The C-HR achieves 27 city and 31 highway miles per gallon, respectively. I averaged 28.8, or roughly the 29 mpg that the EPA estimates you’ll get.
While the baby ‘yota isn’t quick off the line, having a 2-liter 4-banger making 144 horsepower and 139 lb-ft of torque, it is nimble and pretty entertaining to drive. Around town it is one of the easiest cars to drive. No one will confuse you for the typical crossover crowd, either, which is nice. This isn’t a vehicle with all-wheel drive and wannabe off-road credentials. This is a front-wheel drive vehicle that uses a CVT. The gearbox is, well, okay. It does the job, but it’s not in the top 10 things you’ll like telling everyone about.
Because of the overall design, which is extremely unique and fun to look at, there are a few inherent drawbacks. Mainly, the rear visibility, which isn’t that great. Luckily there is a backup camera, but the backup camera is in the rearview mirror… instead of the 7-inch touchscreen that doesn’t feature navigation. It makes a lot of sense to me, too. The 2019 Toyota C-HR can be optioned with a navigation system for $1,725, but only if you step up to the $26,000 Limited trim. So you’ll pay $27,725, versus my XLE Premium’s $27,128 monroney. However, that doesn’t include the carpeted mats, paint protection, and the like, that my 2018 tester had optioned. So you’ll be shelling out around 30 grand with the other stuff. I do also feel like the interior plastics could be nicer. They smudge easily, and those smudges and smears stay there until you give the interior a good, deep clean. But let’s be real, who’s really buying the C-HR and cleaning it regularly?

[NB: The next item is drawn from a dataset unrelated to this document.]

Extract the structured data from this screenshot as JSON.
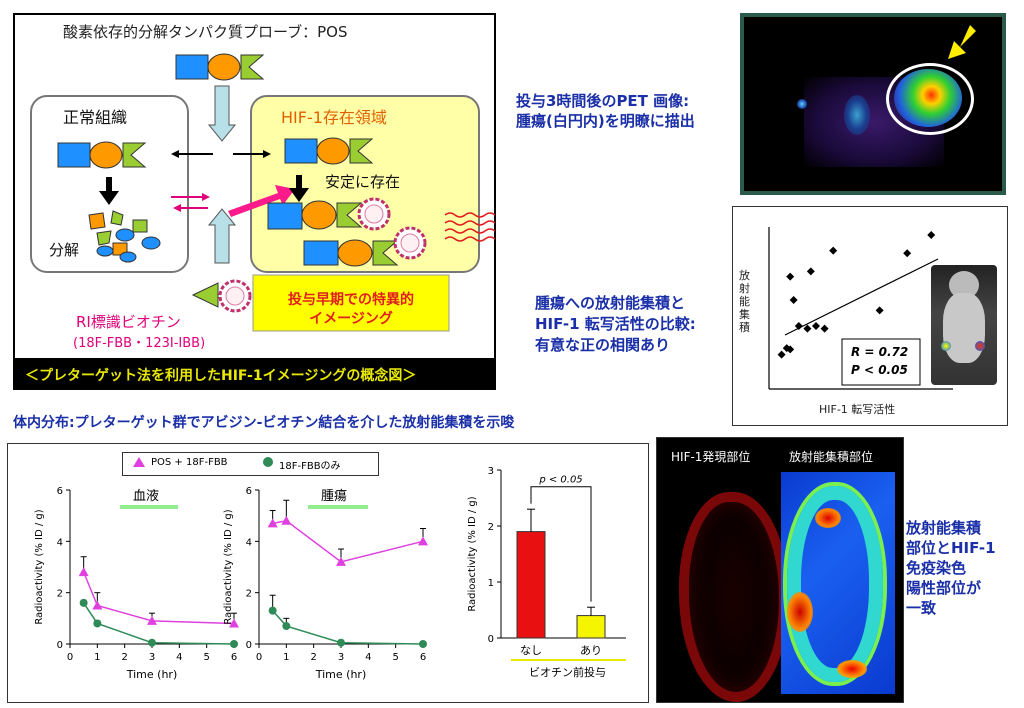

So who is the C-HR for? Well, really, anybody. But what would me buy a C-HR is if I needed a reliable family cruiser for a newborn, or if I had a few animals. And since I have two dogs and a cat, maybe I’m the right customer… The rear seat is a bit tight, however. And getting in and out of the back isn’t the best for adults. You can get in and out if you’re under six feet tall, but any taller and it’s not going to be the most comfortable. So, if you have a spouse who’s tall, and you expect you could have a massively tall teenager in your later years, maybe I’d step up to the RAV4.
It really is quite special that such a small and willing little crossover comes with so much. Just from a looks standpoint alone, which I think is a fantastic selling point. Then the safety features that will protect yourself and your young children makes you feel good.
So I now need to ask myself a question. As a self-proclaimed disliker of crossovers, and the crossover market that feeds BS to the customer base, is the C-HR worthy enough to me that I’d buy one? That’s an interesting question. I think, yeah. I’d prefer to have one with leather, honestly, because the cloth seats pick off all the cat and dog hair from my clothes, and it stays there seemingly forever. But that’s about it. I mean, the car has one-touch windows up and down for both driver control, and passenger control. That’s a feature a Cadillac Escalade can’t be optioned with. And I’ll continue to say it’s one of the most fun cars to look at on the road today. Every time I see one, I honestly stop and take a second look. Every color works for me, too.
So, I guess what I’m saying is that I want one with a turbo motor, manual gearchange, and maybe all-wheel drive. Only the manual and the extra power and torque are a necessity to me, though.